In any physical product development project, the word prototype comes up again and again. Yet behind that single term lie very different realities. Many teams call "a prototype" anything that is not yet industrialised. In practice, each phase of development calls for a specific type of prototype, with its own objectives, tools and constraints.
For technical textiles and wearable products, the topic is particularly rich: you must prototype in parallel the textile carrier, the embedded electronics and their soft interface. Let's review the main prototype types in product development and the role they play in turning an idea into a wearable industrial product.
1. The stages of product development
Product development is not a simple "Idea → Prototype → Market" path. It is a structured process:
- Idea → Technical study → POC → Product development → Validation → Engineering design → Industrialisation → Production
Each stage matches a different prototype, built to validate a specific aspect: technical feasibility, design, on-body ergonomics, washability, or manufacturing process.

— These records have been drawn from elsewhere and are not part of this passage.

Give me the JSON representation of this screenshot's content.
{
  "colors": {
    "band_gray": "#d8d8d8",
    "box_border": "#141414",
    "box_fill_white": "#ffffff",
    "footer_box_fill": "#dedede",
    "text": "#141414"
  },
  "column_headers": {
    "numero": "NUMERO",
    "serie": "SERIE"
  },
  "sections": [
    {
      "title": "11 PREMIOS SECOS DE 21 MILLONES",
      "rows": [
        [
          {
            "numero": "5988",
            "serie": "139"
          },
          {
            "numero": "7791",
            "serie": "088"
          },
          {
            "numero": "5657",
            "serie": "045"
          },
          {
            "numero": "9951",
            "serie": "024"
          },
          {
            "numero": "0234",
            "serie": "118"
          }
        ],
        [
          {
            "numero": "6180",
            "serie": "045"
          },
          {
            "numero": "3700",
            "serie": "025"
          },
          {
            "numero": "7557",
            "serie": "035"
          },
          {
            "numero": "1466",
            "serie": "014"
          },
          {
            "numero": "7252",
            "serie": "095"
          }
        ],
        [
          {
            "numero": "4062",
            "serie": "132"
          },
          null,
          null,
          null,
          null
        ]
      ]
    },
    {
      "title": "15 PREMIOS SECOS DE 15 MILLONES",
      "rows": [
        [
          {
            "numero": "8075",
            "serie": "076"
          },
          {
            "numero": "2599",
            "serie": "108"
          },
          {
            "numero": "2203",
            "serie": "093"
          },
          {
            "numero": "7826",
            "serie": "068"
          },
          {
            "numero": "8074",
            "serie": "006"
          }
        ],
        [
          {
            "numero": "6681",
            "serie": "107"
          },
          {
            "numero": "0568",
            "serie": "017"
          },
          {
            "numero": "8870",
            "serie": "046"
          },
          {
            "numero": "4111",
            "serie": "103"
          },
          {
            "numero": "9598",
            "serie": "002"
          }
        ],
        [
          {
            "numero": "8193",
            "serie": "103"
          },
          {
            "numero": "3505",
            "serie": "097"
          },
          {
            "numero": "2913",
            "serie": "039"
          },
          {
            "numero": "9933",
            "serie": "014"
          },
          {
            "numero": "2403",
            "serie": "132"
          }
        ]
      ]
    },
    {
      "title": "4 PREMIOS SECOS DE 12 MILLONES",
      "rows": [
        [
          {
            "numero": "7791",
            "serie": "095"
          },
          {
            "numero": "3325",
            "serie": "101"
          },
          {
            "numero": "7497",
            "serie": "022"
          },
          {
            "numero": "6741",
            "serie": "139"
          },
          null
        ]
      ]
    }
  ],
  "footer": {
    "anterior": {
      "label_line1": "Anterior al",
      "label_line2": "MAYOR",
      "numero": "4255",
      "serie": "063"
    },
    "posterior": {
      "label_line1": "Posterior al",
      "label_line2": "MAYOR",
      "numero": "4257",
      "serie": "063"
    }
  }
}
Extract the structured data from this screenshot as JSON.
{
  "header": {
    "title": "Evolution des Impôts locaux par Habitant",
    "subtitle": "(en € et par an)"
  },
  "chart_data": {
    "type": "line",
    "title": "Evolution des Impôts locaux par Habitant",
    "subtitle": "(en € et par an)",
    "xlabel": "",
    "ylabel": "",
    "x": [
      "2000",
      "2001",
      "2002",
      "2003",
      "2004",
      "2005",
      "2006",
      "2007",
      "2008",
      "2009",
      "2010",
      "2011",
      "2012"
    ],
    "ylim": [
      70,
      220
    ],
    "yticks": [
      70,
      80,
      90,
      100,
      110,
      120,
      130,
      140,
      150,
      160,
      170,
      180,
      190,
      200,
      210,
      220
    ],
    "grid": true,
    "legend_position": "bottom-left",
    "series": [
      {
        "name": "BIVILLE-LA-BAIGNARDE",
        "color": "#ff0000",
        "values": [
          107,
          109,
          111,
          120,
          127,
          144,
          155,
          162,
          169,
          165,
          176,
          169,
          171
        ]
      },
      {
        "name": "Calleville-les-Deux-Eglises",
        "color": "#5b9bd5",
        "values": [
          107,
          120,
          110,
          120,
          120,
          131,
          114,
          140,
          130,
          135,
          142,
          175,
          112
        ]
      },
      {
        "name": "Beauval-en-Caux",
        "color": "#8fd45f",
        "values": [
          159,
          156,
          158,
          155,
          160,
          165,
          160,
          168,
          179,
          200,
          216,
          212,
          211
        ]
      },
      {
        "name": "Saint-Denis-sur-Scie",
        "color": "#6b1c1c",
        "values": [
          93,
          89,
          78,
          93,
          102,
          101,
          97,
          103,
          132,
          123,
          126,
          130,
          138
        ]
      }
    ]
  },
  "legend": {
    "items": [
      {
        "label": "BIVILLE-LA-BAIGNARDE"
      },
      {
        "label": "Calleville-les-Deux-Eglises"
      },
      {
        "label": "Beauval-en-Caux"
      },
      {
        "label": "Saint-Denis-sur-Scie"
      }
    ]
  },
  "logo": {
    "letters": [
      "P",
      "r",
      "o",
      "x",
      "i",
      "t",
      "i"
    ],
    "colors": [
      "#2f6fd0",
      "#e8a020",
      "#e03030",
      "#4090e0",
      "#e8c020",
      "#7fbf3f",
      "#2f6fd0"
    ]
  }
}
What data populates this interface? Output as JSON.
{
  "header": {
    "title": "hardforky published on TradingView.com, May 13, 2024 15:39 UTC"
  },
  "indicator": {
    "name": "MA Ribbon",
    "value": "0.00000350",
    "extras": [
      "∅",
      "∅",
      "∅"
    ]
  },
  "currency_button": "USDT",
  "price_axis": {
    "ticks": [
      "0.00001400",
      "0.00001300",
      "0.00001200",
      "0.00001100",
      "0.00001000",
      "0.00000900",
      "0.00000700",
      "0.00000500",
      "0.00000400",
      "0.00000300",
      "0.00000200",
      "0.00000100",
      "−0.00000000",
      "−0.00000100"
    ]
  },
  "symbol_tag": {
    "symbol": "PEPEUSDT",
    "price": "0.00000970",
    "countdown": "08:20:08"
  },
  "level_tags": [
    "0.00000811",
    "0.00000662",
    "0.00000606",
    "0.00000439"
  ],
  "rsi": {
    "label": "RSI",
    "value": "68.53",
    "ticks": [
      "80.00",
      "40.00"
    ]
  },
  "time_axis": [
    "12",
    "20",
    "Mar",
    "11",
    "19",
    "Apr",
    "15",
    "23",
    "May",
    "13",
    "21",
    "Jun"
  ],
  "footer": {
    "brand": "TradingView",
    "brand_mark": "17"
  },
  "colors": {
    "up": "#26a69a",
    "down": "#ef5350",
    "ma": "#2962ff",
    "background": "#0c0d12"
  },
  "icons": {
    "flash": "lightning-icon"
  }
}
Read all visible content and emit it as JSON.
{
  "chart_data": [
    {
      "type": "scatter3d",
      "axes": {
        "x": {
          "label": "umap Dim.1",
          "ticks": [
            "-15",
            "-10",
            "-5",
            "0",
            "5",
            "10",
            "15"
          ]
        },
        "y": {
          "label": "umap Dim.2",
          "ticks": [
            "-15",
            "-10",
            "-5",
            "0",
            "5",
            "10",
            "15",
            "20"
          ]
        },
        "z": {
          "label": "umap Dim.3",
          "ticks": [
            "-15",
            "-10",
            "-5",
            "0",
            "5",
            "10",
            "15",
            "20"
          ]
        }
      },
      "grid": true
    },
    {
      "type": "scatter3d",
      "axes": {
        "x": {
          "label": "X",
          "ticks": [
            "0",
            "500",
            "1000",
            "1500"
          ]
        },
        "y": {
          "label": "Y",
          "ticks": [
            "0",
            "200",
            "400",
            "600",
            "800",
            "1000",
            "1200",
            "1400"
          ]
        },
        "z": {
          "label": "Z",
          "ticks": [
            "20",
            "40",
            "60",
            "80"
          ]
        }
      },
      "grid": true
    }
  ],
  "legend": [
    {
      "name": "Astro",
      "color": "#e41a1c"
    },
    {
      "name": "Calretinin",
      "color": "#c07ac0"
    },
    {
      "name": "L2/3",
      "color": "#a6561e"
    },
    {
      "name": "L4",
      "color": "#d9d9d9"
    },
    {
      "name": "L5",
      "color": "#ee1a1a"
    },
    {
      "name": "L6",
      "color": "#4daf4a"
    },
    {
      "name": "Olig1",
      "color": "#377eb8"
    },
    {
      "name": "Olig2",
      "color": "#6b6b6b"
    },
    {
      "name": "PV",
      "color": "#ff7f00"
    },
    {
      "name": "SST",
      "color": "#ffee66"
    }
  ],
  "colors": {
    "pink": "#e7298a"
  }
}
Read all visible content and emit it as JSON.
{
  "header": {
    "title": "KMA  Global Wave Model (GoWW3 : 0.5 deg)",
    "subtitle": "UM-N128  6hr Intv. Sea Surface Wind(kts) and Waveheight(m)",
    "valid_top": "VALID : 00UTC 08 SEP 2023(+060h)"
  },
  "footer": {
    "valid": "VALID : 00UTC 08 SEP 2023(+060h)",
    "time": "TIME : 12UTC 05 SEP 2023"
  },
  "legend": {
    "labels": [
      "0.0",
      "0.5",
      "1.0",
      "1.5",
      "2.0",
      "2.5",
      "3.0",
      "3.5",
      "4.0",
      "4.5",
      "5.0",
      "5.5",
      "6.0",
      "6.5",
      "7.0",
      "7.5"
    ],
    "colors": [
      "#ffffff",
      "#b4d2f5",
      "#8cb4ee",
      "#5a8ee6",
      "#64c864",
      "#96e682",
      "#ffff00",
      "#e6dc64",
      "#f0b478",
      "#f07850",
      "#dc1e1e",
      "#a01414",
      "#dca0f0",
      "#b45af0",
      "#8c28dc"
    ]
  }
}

2. The POC (Proof of Concept)
The POC is the very first prototype, the one that validates the technical feasibility of an idea. The goal: prove that the technology or concept works, even in a rough form.
On a wearable, the POC can be an electronic module on Arduino connected to textile electrodes taped on, or a simple inflatable chamber HF-welded without any textile cover. Not pretty, but it proves the function.
This "mock-up" prototype is often built with fast means — 3D printing, gluing, off-the-shelf electronic modules, first HF welds — and helps identify the first technical constraints.
3. The functional prototype (works-like)
Once feasibility is confirmed comes the functional prototype. This phase aims at faithfully simulating the final product: design, on-body ergonomics, interactions, performance. It is the true use-case prototype.
For a wearable, the work focuses on:
- The ergonomic textile pattern (body fit, friction zones, openings)
- The integration of electronics in a dedicated pocket or welded module
- The textile-to-electronics connection (snaps, HF welding, conductive yarns)
- The first washability tests (5-10 evaluation cycles)
Several versions are made, tested and corrected in our prototyping and testing workshop until a satisfactory result is reached.
4. The look-like prototype
Often underestimated, the look-like prototype reproduces the final visual rendering (shape, colours, finish) without necessarily being functional. It is useful for sales presentations, user comfort tests and marketing validation.
On a wearable, this is typically a garment sewn with the right textiles, fitted with a painted 3D-printed enclosure simulating the real electronics.
5. The engineering prototype
The engineering prototype corresponds to the design-for-manufacturing phase. Each part is redesigned according to final processes: plastic injection for the enclosure, HF welding for the inflatable chambers, final PCB, conductive yarns integrated into the textile pattern.
The goal: deliver a prototype that is identical to the final product in material, geometry and finish. It validates the last adjustments before final tooling is produced.
6. The pre-series
After the engineering prototype comes the pre-series: the first parts produced with the final tooling. They are used to test the production line, check conformity and validate the product before launch.
On a wearable product, the pre-series also enables certification testing (CE PPE, MDR), clinical trials for medical devices, and 25-100 cycle wash campaigns. AQ-Tech produces these pre-series in its Sillingy workshop (10 to 500 units).
7. Summary
- POC: validate technical feasibility.
- Functional prototype (works-like): validate use and mechanics.
- Look-like prototype: validate aesthetics and comfort.
- Engineering prototype: prepare manufacturing.
- Pre-series: validate real production + certifications.
At AQ-Tech, we support our clients from concept to series, adapting the level of prototyping to each step to guarantee a mature, robust and manufacturable product — especially on technical textile products where iterations are numerous.